Fueron modelados por Prampolini y Fillía: una “Esbelta velocidad”, audaz lazo de pastaflora, síntesis de todos los automóviles ávidos de curvas ausentes, y una “Ligereza de vuelo” que ofrecía a las bocas ansiosas una mezcla de 29 plateados pendientes de mujer con cubos de ruedas y aspas de hélices, todo plasmado en esponjosa masa leudada. Con bocas de simpáticos antropófagos, Giulio Onesti, Marinetti, Prampolini y Fillía reconfortaban el estómago de cuando en cuando con un sabroso escombro estatuario.
En el silencio de la tarde el trabajo se volvió muscularmente acelerado. Deliciosas masas que transportar. El torrente del tiempo huía bajo sus pies, en equilibrio sobre los guijarros pulidos y movedisos del pensamiento. En una pausa, Giulio Onesti dijo:
-Si la Otra llega con el crepúsculo o con la noche, le ofreceremos una aurora artística comestible verdaderamente inspirada. Mas no trabajaremos para ella. Su boca, si bien ideal, será la de una invitada más. Giulio onesti manifestaba sin embargo una inquietud que no respondía a la serenidad futurista de su cerebro. Temía a la próxima visitante. Aquella boca inminentemente preocupaba también a los tres futuristas que trabajaban. La intuían y la saboreaban entre los perfumes de vainilla, de biscochos, de rosas, violetas y aromas que en el parque y en la cocina la brisa primaveral fusionaba, ebria de esculpir ella también.
Nuevo silencio.
Bruscamente un complejo plástico de chocolate y turrón representado las “Formas de la nostalgia y del pasado” se precipitó a tierra ruidosamente, azucarando todo con líquidas tinieblas pegajosas. Con calma retomar la materia. Crucificarla bajo agudos clavos de voluntad. Nervios. Pasión. Gozo de los labios. Todo el cielo en las narices. Chasquear de las lenguas. Contener la respiración para no echar a perder un sabor cincelado.

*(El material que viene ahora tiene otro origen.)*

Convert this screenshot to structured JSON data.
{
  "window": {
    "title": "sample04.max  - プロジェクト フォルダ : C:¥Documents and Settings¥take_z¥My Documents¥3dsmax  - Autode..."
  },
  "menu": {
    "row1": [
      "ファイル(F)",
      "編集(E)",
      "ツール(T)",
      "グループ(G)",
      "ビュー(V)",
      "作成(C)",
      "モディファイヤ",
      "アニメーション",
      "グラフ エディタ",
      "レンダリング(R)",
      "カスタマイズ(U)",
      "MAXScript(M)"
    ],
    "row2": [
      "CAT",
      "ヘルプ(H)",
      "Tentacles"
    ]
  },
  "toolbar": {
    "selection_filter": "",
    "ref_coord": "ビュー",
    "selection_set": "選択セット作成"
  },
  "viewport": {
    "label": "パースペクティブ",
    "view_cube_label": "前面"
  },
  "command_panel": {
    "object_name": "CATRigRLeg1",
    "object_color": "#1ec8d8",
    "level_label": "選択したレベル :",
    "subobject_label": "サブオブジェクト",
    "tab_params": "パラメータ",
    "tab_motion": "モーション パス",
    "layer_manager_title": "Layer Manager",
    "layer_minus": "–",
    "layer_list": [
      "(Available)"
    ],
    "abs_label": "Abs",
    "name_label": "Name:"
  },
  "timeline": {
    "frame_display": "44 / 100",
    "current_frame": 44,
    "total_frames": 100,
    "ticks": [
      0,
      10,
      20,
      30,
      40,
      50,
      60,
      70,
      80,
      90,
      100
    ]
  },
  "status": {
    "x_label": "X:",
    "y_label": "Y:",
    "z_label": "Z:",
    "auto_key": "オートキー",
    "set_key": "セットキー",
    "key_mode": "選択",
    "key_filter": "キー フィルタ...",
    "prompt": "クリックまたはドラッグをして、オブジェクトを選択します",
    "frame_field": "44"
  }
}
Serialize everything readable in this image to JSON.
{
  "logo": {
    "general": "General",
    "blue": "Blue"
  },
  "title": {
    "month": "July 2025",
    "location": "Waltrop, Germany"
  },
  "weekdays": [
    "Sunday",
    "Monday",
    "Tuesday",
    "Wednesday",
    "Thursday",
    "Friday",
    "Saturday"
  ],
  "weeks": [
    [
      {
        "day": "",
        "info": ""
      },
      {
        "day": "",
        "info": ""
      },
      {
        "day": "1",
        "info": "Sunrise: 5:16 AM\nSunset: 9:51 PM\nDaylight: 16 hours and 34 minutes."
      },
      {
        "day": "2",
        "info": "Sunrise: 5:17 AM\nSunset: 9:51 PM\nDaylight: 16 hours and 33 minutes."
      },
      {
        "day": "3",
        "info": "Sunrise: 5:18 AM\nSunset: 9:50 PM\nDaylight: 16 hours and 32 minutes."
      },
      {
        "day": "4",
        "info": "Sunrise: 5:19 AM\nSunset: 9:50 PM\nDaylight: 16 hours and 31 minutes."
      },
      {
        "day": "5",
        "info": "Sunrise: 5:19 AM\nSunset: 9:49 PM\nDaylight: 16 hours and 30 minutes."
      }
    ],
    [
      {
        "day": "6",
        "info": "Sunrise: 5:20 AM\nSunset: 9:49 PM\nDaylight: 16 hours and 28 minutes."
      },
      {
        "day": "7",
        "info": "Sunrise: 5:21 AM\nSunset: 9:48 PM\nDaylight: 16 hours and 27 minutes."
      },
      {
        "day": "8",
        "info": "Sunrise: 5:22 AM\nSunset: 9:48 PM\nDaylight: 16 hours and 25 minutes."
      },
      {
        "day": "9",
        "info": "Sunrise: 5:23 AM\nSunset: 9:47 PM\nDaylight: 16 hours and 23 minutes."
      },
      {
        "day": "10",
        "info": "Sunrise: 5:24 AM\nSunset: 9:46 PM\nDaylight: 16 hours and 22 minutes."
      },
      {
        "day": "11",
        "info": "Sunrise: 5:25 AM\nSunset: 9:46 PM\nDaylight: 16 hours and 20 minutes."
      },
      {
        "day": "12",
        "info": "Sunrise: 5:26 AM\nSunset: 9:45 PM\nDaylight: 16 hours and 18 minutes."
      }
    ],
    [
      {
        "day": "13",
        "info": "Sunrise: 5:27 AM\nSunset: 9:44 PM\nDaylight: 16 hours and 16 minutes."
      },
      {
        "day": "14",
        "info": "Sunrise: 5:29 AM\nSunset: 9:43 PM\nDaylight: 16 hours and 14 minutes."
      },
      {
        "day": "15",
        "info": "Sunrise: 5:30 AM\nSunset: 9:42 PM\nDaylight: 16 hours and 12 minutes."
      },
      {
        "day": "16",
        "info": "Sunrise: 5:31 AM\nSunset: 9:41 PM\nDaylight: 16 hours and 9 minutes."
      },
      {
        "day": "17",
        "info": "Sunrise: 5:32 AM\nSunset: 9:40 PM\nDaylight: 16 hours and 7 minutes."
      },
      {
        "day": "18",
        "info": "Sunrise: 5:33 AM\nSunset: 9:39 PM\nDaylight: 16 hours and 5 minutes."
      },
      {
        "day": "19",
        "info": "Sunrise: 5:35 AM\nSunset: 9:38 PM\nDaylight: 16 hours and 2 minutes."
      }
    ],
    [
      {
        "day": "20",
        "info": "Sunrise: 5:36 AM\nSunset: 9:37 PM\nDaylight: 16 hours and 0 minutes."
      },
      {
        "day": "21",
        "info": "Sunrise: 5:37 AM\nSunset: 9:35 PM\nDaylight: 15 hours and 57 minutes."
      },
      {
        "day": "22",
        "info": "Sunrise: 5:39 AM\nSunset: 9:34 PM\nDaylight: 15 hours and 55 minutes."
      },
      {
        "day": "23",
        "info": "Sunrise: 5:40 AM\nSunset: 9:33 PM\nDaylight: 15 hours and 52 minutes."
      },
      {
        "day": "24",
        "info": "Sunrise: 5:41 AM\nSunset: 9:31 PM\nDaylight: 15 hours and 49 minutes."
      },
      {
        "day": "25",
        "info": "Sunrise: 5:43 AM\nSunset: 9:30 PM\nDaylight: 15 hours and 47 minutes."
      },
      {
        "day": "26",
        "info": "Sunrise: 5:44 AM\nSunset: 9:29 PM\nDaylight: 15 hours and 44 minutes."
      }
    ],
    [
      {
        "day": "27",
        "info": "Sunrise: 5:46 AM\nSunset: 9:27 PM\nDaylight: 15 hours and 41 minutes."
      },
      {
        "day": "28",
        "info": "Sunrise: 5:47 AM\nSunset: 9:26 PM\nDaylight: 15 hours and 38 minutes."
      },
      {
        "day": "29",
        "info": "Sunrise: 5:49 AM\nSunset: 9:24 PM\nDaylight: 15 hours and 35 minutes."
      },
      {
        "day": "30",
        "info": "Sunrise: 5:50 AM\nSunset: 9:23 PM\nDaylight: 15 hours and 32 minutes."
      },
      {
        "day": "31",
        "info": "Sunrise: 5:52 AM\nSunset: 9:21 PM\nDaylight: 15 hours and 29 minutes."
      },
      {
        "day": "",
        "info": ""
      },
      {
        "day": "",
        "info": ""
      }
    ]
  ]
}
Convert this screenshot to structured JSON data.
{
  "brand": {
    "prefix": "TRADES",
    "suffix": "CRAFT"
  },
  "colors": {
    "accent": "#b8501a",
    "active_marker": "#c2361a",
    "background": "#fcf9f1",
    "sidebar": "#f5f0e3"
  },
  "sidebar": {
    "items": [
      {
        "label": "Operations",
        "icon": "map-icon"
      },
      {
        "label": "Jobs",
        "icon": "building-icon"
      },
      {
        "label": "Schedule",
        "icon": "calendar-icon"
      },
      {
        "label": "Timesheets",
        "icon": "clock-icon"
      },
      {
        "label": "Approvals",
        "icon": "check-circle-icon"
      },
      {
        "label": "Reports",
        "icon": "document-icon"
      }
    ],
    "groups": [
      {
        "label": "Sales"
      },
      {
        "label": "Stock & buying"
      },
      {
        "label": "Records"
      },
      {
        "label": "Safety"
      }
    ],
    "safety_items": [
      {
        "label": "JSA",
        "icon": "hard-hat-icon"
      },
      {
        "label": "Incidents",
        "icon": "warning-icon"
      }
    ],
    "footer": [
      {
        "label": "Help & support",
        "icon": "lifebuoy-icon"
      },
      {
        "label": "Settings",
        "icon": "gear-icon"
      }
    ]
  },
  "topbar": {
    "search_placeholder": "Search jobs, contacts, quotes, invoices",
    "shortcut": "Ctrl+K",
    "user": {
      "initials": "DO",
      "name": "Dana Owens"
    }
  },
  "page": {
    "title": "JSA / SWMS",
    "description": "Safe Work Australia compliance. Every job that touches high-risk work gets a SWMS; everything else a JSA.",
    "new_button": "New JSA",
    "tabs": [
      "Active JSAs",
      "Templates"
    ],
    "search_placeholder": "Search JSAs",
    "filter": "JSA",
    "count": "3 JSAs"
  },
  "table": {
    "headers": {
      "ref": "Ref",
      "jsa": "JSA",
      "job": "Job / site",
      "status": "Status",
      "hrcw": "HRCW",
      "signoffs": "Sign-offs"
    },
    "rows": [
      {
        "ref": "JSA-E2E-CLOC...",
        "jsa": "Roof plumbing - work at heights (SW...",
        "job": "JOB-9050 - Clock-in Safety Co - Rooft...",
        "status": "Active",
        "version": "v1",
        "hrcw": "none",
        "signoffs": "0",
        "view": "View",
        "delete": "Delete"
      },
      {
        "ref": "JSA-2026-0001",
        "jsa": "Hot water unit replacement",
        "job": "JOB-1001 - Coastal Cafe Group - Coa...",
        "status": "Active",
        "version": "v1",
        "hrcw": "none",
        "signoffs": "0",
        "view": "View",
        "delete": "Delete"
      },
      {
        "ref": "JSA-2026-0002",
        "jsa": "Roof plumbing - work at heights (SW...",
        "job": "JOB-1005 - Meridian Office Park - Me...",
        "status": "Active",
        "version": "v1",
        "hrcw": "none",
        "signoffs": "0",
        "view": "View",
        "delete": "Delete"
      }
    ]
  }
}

A las seis de la tarde desplegarse en lo alto de dulces dunas de carne y arena hacia los dos grandes ojos de esmeralda en quienes se espesaba ya la noche. La obra maestra, llevaba por título “Las curvas del mundo y secretos”. Marinetti, Prampolini y Fillía colaborando, le habían inoculado el magnetismo suave de las mujeres más bellas y de las más bellas Áfricas jamás soñadas. Su arquitectura oblicua de blandas curvas celestiales encubría la gracia de los múltiples piececillos femeninos en una densa y azucarada relojería verde de palmeras de oasis que mecánicamente engranaban sus penachos de ruedas dentadas. Más abajo podía oírse la locuaz felicidad de los arroyuelos paradisiacos. Era un comestible complejo plástico de motor, perfecto. Prampolini dijo:
-Veréis que é la vencerá. – Tintineó proféticamente la campanilla en el fondo del parque.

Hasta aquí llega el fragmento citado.